先日放送していたドラマ「恋なんて本気でやってどうするの?」の最終回の最後のシーンにて、香椎由宇さん演じる中川岬希がこんなセリフを発していた。

「アセクシャルって知ってるか?世の中には、生まれつき恋ができない人間がいる。私はそれかもしれない」

その後、「本当に人を好きになったことがないんですか?」と同じバーで飲んでいた男(大津くん)に問われると、岬希さんは「一度だけあるのかなぁ。」と言い、こんなセリフを続けた。

「会社の7個下の後輩で、みんなから部長って呼ばれてる子がいたんだ。その子見てる時は不思議な気持ちになった。いつまでも見てたい。でも、私みたいなのが不用意に関わって、このピュアネスを汚しちゃいけない!みたいな。その子も、恋なんてしたくないってずっと言ってたから、半分同志みたいな気持ちで安心して見てたのに、ある日ある時ある男に出逢ったらあっという間に恋の渦に巻き込まれてた。」

ここで言っている後輩、というのが広瀬アリスさん演じる主人公なのだが、このセリフを聞いて妙にああ、なるほど、わかる、と思ってしまった。
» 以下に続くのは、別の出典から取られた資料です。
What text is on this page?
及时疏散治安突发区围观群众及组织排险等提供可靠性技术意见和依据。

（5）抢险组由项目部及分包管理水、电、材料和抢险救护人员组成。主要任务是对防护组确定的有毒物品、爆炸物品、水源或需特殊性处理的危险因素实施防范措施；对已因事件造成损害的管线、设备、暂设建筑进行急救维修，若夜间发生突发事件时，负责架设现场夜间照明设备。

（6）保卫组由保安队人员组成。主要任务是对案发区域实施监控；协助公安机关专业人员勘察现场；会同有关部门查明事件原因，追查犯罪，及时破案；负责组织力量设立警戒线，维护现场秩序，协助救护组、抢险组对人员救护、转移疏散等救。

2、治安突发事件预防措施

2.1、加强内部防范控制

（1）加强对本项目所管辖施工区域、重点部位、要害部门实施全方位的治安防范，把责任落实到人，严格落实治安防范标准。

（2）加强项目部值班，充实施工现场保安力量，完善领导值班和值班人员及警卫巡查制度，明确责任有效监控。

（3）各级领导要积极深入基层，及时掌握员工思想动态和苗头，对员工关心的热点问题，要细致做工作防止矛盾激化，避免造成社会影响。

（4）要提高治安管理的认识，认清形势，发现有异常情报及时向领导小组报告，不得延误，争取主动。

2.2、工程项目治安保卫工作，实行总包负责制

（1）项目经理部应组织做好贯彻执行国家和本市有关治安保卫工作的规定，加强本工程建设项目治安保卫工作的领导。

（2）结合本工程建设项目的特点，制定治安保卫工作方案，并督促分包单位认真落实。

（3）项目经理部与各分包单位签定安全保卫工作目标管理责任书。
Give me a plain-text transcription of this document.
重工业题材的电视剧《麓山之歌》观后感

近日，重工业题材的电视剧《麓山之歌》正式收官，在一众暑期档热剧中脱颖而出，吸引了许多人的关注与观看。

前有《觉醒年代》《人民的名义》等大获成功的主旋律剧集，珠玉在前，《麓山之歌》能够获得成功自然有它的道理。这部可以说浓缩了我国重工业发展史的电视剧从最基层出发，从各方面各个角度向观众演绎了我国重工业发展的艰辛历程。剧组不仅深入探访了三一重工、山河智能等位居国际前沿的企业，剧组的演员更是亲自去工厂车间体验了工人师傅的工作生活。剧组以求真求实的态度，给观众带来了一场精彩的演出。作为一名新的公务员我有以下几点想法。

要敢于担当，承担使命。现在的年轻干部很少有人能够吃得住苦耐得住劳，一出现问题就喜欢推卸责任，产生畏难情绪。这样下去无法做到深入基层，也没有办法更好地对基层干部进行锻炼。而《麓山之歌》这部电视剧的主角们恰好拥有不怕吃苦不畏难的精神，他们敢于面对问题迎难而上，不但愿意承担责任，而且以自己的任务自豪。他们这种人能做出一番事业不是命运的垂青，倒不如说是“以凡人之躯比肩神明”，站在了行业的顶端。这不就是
ドラマの構成上、本編の中で岬希さんにフォーカスする場面は多くなかったので最終回のそのシーンになって初めて彼女の設定を知ったのだが、彼女が抱えていた気持ちが痛切に伝わってきて、なんだか胸が締め付けられた。


相手を傷つけたり、自分が傷ついてまで手に入れたいと思う恋愛のやり取りは、ない。


ただ、特定の人間に対して、強い感情、
彼女の言葉を借りると「不思議な気持ち」になることはある。


なんなら、彼氏が欲しいと思うことはある。

でも、それが彼女でもいい、きっと。

それに、「そのパートナーと何したい?」と聞かれて、特別なことを答えられる気は、しない、と思う。多分。


でも、アセクシャルだ、というのも勝手な思い込みで、いつか運命を感じるような人が現れたら、その人に心身共に委ねて、子供がいる幸せな家庭を築いて、なんてことになる日が来るのかもしれない。


と、書きながらも、彼氏彼女がいる友達への羨望は止まないし、耳障りのいいセリフを吐く男性アイドルにはキャッキャしているので、全て寝不足の私が見ている私の夢であり、戯言であるのかもしれないけど。




今は、自分でも自分がわからない。

でも、まぁ急いで分からなくたっていいし、
結果的に分かる、という瞬間が来るかもしれないし。


自分のことがわかるようになるまで、飽くまで、
ゆっくり自分の観察を続けようと思う。


その中で、今より少しでも自分のことを好きになれたらいいな、とも思う。


さーて、見逃してた恋愛ドラマの配信でも観ますかね。